Kate Winslet, l'actrice oscarisée pour «The Reader» en 2008, est passée derrière la caméra pour «Goodbye June» de Netflix, centré sur une famille confrontée au deuil. La distribution inclut Helen Mirren, Toni Collette, Timothy Spall, Andrea Riseborough et Winslet elle-même.
À présent dans sa 50e année, Winslet a timed le projet après avoir priorisé la maternité. «Réaliser est un engagement de bout en bout d'un an, parfois plus», a-t-elle déclaré dans une interview à Variety. «Mais les étoiles se sont alignées, et dans ma 50e année, j'avais sacrément intérêt à le faire — et j'ai adoré.»
S'appuyant sur 30 ans d'expérience en tant qu'actrice, Winslet a créé un plateau bienveillant. Elle a abandonné les micros en perche pour des micros cachés afin de minimiser les distractions, particulièrement pour les jeunes acteurs. Les scènes intimes —comme celles entre Mirren et Spall ou Collette et Mirren— ont utilisé des caméras fixes et des équipes évacuées. «Je voulais désarmer l'espace», a expliqué Winslet. «Enlever les choses qui sortent les acteurs d'eux-mêmes.»

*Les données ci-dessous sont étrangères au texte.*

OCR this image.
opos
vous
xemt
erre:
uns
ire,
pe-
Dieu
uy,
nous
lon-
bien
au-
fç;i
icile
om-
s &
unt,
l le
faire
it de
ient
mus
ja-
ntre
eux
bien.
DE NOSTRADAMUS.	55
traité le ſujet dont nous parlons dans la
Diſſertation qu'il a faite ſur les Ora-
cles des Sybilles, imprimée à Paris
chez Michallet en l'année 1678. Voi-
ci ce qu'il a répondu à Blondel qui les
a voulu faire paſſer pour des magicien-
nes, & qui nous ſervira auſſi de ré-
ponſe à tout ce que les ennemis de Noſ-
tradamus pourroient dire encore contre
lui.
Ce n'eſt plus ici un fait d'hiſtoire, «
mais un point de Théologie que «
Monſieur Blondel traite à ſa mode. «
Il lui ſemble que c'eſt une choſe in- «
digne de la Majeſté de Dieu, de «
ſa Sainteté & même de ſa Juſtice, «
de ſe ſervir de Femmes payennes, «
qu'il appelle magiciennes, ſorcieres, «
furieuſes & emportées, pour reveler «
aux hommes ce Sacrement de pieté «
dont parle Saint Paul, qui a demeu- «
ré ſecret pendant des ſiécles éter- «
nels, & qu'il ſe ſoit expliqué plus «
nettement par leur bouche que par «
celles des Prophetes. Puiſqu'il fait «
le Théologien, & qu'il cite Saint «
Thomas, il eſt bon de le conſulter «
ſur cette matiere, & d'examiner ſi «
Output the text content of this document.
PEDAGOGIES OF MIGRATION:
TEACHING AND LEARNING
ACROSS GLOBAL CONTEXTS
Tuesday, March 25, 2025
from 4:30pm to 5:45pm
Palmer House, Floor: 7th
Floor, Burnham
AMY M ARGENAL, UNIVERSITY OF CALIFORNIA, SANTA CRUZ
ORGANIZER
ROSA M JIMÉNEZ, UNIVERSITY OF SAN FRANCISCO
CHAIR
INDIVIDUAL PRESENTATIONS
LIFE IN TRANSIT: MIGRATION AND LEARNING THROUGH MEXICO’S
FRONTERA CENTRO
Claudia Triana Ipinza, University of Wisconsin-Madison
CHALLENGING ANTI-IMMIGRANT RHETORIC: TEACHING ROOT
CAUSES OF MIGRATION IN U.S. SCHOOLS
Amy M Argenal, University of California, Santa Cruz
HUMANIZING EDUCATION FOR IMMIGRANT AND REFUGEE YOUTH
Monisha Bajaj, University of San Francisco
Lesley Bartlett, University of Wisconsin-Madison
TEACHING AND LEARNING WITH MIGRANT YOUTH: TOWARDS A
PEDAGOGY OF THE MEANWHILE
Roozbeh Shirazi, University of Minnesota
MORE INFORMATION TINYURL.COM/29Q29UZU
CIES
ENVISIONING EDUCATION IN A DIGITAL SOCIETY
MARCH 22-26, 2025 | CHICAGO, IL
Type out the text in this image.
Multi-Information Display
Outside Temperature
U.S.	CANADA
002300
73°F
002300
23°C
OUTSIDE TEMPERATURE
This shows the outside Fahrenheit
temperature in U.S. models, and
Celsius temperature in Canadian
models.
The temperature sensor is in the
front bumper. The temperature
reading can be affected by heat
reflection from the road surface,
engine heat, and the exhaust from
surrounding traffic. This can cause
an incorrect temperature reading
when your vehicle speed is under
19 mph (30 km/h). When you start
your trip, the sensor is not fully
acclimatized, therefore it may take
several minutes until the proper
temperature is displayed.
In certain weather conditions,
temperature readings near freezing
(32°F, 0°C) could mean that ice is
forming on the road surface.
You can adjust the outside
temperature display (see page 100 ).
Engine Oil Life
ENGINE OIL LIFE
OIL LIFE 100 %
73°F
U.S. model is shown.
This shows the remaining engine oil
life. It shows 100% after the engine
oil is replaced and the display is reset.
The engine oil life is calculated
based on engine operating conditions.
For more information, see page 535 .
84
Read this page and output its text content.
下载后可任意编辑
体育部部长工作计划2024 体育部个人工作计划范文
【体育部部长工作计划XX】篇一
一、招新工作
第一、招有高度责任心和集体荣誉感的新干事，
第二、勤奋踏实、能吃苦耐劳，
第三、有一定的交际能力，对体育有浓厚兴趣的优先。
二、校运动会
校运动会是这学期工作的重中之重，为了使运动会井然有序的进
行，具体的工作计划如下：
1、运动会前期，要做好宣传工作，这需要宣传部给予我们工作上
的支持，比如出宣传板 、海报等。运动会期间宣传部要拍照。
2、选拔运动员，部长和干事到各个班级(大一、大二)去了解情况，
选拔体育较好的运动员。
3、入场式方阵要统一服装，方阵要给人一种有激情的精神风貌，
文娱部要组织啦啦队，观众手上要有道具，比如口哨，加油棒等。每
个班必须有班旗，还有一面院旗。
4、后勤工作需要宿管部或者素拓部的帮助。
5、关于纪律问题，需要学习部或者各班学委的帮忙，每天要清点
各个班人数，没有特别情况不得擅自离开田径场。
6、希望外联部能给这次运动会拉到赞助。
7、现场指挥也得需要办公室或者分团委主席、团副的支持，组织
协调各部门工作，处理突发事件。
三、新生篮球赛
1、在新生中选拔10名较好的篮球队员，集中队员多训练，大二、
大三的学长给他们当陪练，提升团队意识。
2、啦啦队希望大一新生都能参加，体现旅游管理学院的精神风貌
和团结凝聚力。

Le tournage de 35 jours n'allouait que 16 jours à Mirren, nécessitant une planification serrée avec le directeur de la photographie Alvin Küchler. Au montage avec Lucia Zucchetti, la mémoire photographique de Winslet a affiné les choix émotionnels. Elle a intégré de l'humour au milieu du deuil, évoquant les derniers moments légers de sa mère.
Se réaliser elle-même était délicat ; elle a tourné les autres en premier avant ses scènes. Travailler avec son fils Anders a suscité des échanges créatifs spéciaux, sans méthodes imposées. Winslet a salué la douleur silencieuse nuancée de Spall.
Visuellement, le film privilégie les dynamiques familiales à la maladie, utilisant l'espace pour la distance émotionnelle. «Même t'entendre dire que j'ai réalisé un film, j'en ressens presque les répliques», s'est émerveillée Winslet. Elle envisage plus de réalisations au milieu de projets comme «Avatar: Fire and Ash».
L'approche empathique de Winslet marque un tournant audacieux dans sa carrière.